Réflexion de Lamennais - Livre 4, chapitre 18

L'impie veut savoir, et c'est là sa perte. Il demande le salut à la science, il le demande à l'orgueil, il se le demande à lui-même: et du fond de son intelligence ténébreuse, de sa nature impuissante et dégradée, sort une réponse de mort. Chrétiens, ne l'oubliez jamais, le juste vit de la foi. Vivez donc de la foi, en vivant de l'adorable Eucharistie, qui en est la plus forte comme la plus douce épreuve.

Celui qui est la voie, la vérité , la vie, Jésus-Christ, Fils de Dieu, a parlé; il a dit: Ceci est mon corps, ceci est mon sang. Le croyez-vous ainsi ? Oui, je le crois ainsi, Seigneur. Le ciel et la terre passeront, mais vos paroles ne passeront point. Je crois et je confesse que ce qui était du pain est vraiment votre corps, que ce qui était du vin est vraiment votre sang. Mon esprit se soumet et impose silence aux sens révoltés.

Dieu a tant aimé l'homme, qu'il a donné pour lui son Fils unique; et pour compléter, pour perpétuer à jamais ce grand don, le Fils se donne aussi à l'homme, tous les jours, à la Table sainte, réellement et substantiellement. Encore un coup, je crois, Seigneur, je crois à l'amour que Dieu a eu pour nous, à l'amour du Père, à l'amour du Fils; et cet amour infini explique tout, éclaircit tout, satisfait à tout. Qu'importe que nous comprenions ? Ne savons-nous pas que vos voies sont impénétrables, et que celui qui scrute la majesté sera opprimé par la gloire ? Notre bonheur est de croire sans comprendre; notre bonheur est de nous plonger dans l'abîme incompréhensible de votre amour.

Que la raison superbe et contentieuse se taise donc; qu'elle cesse d'opposer insolemment sa faiblesse à votre toute-puissance. A ses doutes, à ses demandes curieuses, nous n'avons qu'une réponse: Dieu a tant aimé ! Et cette réponse suffit et nulle autre ne suffit sans elle.
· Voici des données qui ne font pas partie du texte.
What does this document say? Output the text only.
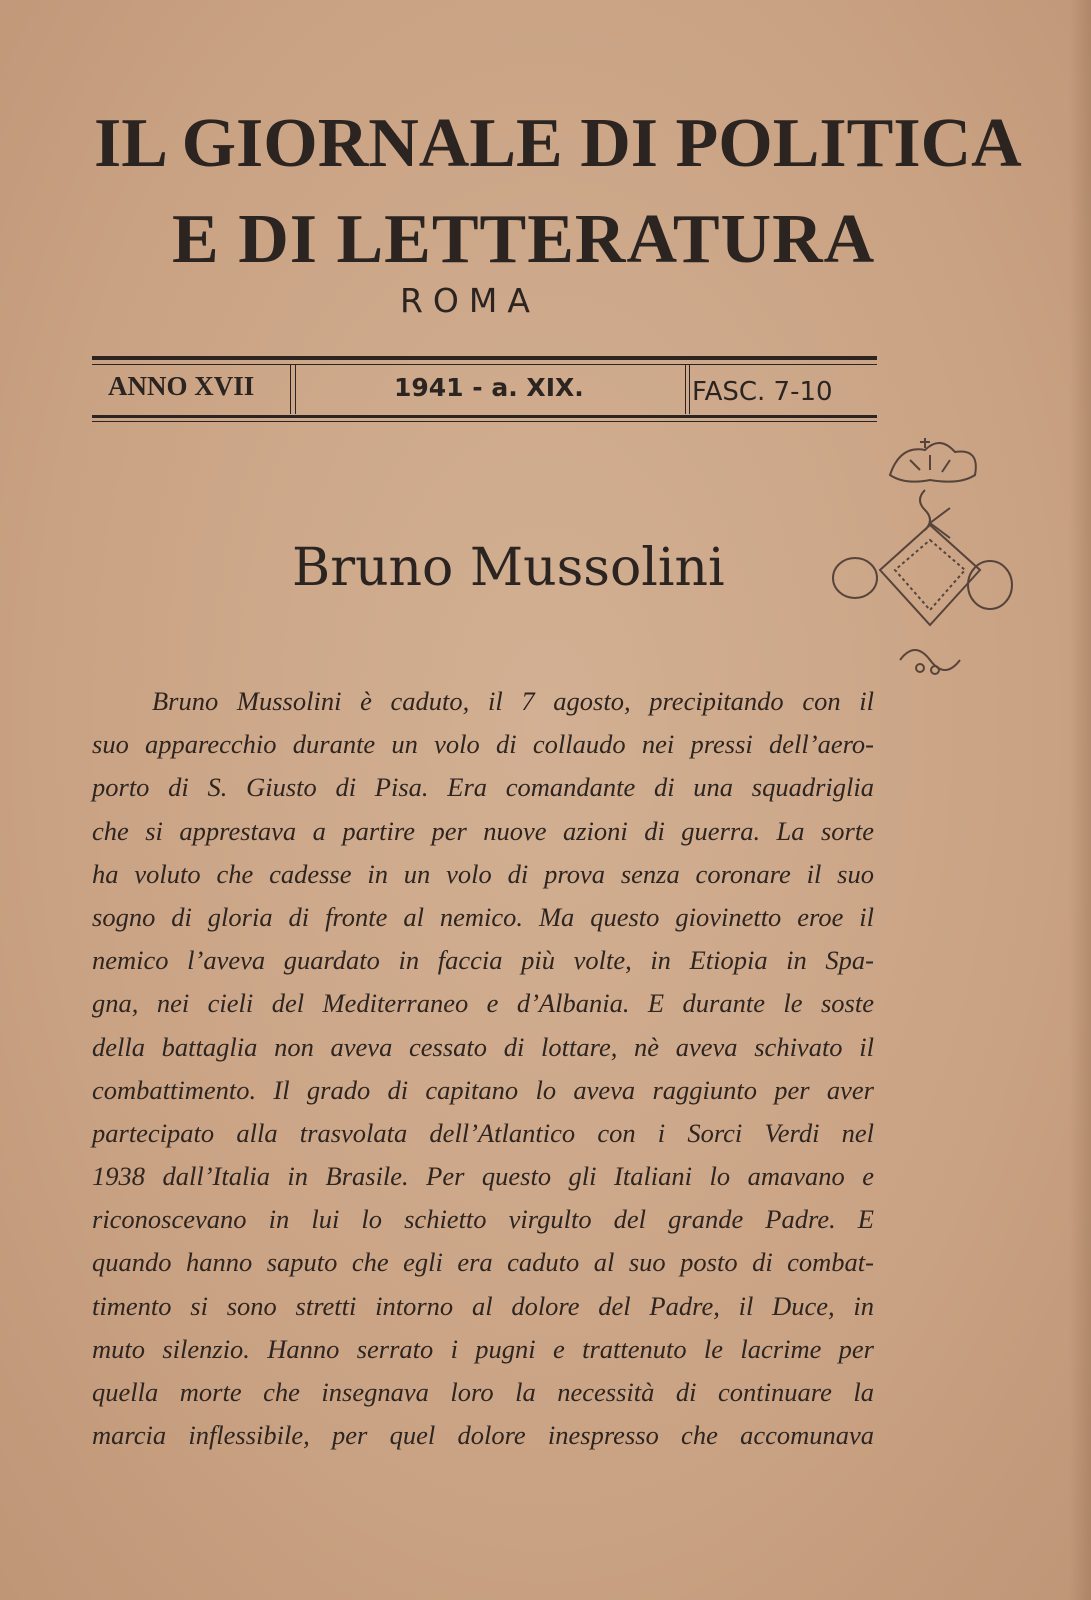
IL GIORNALE DI POLITICA
E DI LETTERATURA
ROMA
ANNO XVII	1941 - a. XIX.	FASC. 7-10
Bruno Mussolini
Bruno Mussolini è caduto, il 7 agosto, precipitando con il
suo apparecchio durante un volo di collaudo nei pressi dell’aero-
porto di S. Giusto di Pisa. Era comandante di una squadriglia
che si apprestava a partire per nuove azioni di guerra. La sorte
ha voluto che cadesse in un volo di prova senza coronare il suo
sogno di gloria di fronte al nemico. Ma questo giovinetto eroe il
nemico l’aveva guardato in faccia più volte, in Etiopia in Spa-
gna, nei cieli del Mediterraneo e d’Albania. E durante le soste
della battaglia non aveva cessato di lottare, nè aveva schivato il
combattimento. Il grado di capitano lo aveva raggiunto per aver
partecipato alla trasvolata dell’Atlantico con i Sorci Verdi nel
1938 dall’Italia in Brasile. Per questo gli Italiani lo amavano e
riconoscevano in lui lo schietto virgulto del grande Padre. E
quando hanno saputo che egli era caduto al suo posto di combat-
timento si sono stretti intorno al dolore del Padre, il Duce, in
muto silenzio. Hanno serrato i pugni e trattenuto le lacrime per
quella morte che insegnava loro la necessità di continuare la
marcia inflessibile, per quel dolore inespresso che accomunava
Elle pénètre, comme une vive lumière, au fond du cœur en état de l'entendre, du cœur qui croit à l'amour, qui sait et qui sent ce que c'est que d'aimer. Vous vous étonnez qu'un Dieu se cache sous les apparences d'un pain terrestre et corruptible, que le Sauveur des hommes se soit fait leur aliment; vous hésitez, votre foi chancelle: c'est que vous n'aimez pas ! Et vous, âmes croyantes, âmes fidèles, allez à l'autel avec joie, fermeté, confiance; allez à Jésus, allez au banquet mystérieux de l'amour.

Et où irions-nous Seigneur ? Quoi ! A la chair et au sang, à la raison, à la philosophie ? Aux sages du monde ? Aux murmurateurs, aux incrédules, à ceux qui sont encore tous les jours à nous demander: Comment nous peut-il donner sa chair à manger ? Comment est-il dans le ciel, si en même temps on le mange sur la terre ? Non, Seigneur, nous ne voulons point aller à eux, ni suivre ceux qui vous quittent. Nous suivrons saint Pierre, et nous dirons: Maître, où irions-nous ? Vous avez les paroles de la vie éternelle.